Filippo Intelisano era stato indagato in stato di libertà nel marzo del 2008 nell’ambito di un’inchiesta della Dda di Catania sul tentativo, sventato da indagini della Guardia di finanza, di riacquistare un‘azienda di trasporti, la Riela group, che era stata confiscata per mafia nel 1999. Gli altri arrestati, destinatari di un’ordinanza di custodia cautelare in carcere, nell’ambito della stessa operazione di oggi dalla Guardia di finanza sono: i catanesi Milena Bulla, Fabio Spina, Vincenzo e Andrea Maria Carelli e il salernitano Concordio Malandrino. Il gip Marina Rizza ha disposto i domiciliari per Virgilio Papotto, Cristian Parisi, Gianluca Russo e Settimo Carlo Abate.

L’ordinanza di custodia cautelare è stata emessa dal Gip del capoluogo etneo su richiesta dei procuratori europei delegati dell’Eppo di Palermo su indagini del primo Gruppo della Guardia di finanza di Catania. Il giudice ha disposto il carcere per sei indagati e gli arresti domiciliari per altri quattro, compresi due consulenti fiscali, padre e figlio, ipotizzando, a vario titolo, i reati di associazione per delinquere, evasione e frode fiscale e bancarotta.

Emessa una misura cautelare interdittiva nei confronti di 16 imprenditori e un ragioniere, prescrivendo loro il divieto di esercitare la loro attività per un anno. Disposto anche il sequestro preventivo di beni nei confronti di 17 società di capitali con sedi a Catania, Messina, Padova e Roma, tutte operanti nel settore del commercio all’ingrosso e dettaglio di generi alimentari e bevande e del trasporto, di 98 immobili e di 29 veicoli, per complessivi oltre 30 milioni di euro, equivalenti alla presunta evasione fiscale.

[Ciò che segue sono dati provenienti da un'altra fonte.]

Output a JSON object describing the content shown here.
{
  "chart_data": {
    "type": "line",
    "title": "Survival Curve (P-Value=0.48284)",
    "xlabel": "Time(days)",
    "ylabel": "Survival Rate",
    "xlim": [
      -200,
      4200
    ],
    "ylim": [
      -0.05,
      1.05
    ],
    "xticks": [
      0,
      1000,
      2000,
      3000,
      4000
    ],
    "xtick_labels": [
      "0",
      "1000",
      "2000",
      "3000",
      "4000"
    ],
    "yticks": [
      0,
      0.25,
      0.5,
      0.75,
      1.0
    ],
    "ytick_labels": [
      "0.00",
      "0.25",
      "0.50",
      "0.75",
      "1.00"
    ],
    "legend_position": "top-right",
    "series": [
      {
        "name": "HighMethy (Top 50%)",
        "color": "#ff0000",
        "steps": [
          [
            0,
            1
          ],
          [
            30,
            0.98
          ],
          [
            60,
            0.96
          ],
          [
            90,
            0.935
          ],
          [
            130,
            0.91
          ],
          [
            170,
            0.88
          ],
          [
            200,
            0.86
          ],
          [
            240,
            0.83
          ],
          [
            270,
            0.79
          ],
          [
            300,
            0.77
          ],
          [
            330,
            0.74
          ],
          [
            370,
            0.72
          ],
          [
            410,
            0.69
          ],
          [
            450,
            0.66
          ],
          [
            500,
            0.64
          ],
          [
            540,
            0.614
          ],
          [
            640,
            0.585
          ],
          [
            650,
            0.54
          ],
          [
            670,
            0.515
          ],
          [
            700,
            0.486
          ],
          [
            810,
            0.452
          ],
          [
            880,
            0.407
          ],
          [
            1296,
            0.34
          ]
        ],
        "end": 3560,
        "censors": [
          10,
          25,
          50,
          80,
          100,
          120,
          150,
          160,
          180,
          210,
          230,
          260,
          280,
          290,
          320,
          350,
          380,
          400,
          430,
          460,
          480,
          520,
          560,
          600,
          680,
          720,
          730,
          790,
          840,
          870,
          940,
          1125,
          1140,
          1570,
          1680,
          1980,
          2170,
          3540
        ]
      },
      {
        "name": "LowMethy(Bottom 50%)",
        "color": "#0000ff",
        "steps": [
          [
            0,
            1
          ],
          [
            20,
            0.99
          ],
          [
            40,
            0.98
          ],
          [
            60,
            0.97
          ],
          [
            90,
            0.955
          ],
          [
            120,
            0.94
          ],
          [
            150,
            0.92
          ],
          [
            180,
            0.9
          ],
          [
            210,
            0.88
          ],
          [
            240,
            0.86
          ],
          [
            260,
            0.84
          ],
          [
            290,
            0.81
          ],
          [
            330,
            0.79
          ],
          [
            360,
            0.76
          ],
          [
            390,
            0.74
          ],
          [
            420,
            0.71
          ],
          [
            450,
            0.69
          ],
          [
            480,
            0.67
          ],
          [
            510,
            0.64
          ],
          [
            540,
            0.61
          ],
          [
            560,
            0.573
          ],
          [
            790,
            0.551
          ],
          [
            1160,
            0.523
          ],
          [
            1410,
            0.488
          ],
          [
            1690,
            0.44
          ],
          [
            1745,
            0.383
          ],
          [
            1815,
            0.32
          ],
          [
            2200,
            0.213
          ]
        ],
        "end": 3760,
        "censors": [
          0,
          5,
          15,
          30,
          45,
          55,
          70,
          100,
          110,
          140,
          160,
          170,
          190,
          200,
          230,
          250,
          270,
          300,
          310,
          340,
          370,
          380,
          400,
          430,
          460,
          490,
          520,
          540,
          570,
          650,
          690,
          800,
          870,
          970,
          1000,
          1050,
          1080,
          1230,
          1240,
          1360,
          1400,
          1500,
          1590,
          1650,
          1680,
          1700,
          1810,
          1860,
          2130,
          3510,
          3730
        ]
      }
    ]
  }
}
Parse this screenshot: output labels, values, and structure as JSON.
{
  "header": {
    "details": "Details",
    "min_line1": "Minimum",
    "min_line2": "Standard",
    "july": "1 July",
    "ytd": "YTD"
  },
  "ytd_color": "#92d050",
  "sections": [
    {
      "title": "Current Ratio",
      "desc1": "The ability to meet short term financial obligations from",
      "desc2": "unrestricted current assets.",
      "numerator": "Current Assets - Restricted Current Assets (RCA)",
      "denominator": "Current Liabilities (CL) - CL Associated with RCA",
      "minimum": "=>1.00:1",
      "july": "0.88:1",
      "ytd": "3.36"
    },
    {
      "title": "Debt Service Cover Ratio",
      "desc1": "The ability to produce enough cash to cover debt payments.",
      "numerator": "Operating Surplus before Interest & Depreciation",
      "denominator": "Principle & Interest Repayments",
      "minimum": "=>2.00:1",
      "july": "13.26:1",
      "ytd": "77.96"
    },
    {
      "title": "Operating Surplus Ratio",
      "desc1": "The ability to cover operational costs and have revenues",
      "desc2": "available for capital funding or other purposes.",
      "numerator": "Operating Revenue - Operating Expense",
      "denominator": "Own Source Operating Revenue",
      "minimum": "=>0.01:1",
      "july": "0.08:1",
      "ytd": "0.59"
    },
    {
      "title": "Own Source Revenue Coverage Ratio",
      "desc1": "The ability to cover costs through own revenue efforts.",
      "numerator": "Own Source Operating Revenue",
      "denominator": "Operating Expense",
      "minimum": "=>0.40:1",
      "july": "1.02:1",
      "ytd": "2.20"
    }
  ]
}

Secondo l’accusa, a capo dell’associazione per delinquere sarebbe un 41enne incensurato figlio di esponente del clan mafioso Santapaola attualmente detenuto in regime di 41 bis nel carcere di Sulmona. L’inchiesta, durata due anni, ha acceso un faro su un presunto gruppo criminale, con base operativa in un deposito di Belpasso (Catania), che, avvalendosi di imprenditori e professionisti, ha realizzato, negli anni, un volume d’affari superiore a cento milioni di euro.

L’organizzazione, secondo l’accusa, gestiva imprese cartiere e interposte servendosi di prestanome. Contestati anche: l’acquisto senza Iva di merci falsamente destinate all’estero, il mancato versamento in Italia dell’imposta sugli acquisti provenienti da San Marino, dove il sodalizio operava con un’azienda a loro riconducibile, e la simulazioni di operazioni intracomunitarie con una società apparentemente situata in Bulgaria, ma di fatto da loro gestita in Italia.

Profitti illeciti per quasi 600 mila euro sarebbero stati realizzati anche attraverso crediti d’imposta inesistenti, come falsi corsi di formazione per i dipendenti a loro riconducibili. Ad alcuni indagati sono contestate episodi di bancarotta fraudolenta di tre società oberate dai debiti tributari, preventivamente drenate delle risorse finanziarie e private di beni strumentali, e poi cedute a prezzi irrisori.